We’re not taking DNA samples or using multispectral photography in this class (maybe we will in the future!), and our goals are more modest than those of scientists gathering bacteria from 900-year-old manuscripts. Although our discoveries about the medieval pigments used on the Hargrett fragments will be important, more critical will be the skills we all learn from working with the Center for Applied Isotope Studies and the mental flexibility we’ll gain by moving from reading Gothic textualis to reading spectra.
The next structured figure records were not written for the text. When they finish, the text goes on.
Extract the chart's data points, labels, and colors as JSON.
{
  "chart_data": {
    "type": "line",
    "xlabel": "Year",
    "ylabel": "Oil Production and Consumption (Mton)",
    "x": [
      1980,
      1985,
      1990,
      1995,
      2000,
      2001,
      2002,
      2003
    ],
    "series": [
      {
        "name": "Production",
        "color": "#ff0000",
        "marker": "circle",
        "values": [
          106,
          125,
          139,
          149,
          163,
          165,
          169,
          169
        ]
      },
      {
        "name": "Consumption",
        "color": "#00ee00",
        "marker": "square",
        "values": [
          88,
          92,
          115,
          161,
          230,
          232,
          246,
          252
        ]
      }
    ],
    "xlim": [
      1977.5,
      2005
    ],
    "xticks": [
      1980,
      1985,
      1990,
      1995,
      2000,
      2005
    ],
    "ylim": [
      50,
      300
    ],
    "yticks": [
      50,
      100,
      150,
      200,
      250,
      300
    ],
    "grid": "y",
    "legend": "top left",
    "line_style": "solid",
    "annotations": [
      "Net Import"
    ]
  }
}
If you’re reading this blog, you’re probably quite aware of the vocationalization of the university degree, and of the concomitant fear that humanities majors will be unprepared for highly skilled jobs after graduation. And you’re probably also aware of the backlash against that presupposition: articles that rightly argue that the US’s obsession with STEM education is dangerous, that a humanities background can help coders know “how to identify and interrogate privilege, power structures, structural inequality, and injustice” in their algorithms, and that demand for liberals arts majors will increase alongside the increasing automation of technology and production “because you need a different perspective to have a different view of the data.”

All this is true. But it’s also true that it’s not the job of STEM alone to wake up and embrace English majors; we humanities types too can become conversant with the priorities, methodologies, and intellectual approaches of STEM fields. The written conventions of scientific reports. How statistics work. The principles underlying computer code. How to gather and manage data. How to turn raw data into usable information. We don’t have to major in engineering or take O-Chem to have a profitable, meaningful exchange with departments on South Campus. We just need to be willing to learn from them, as they are hopefully equally willing to learn from us. Because that’s really what a liberal arts education should be about.

 

*Which I saw in person two summers ago. Yes, my job is pretty awesome.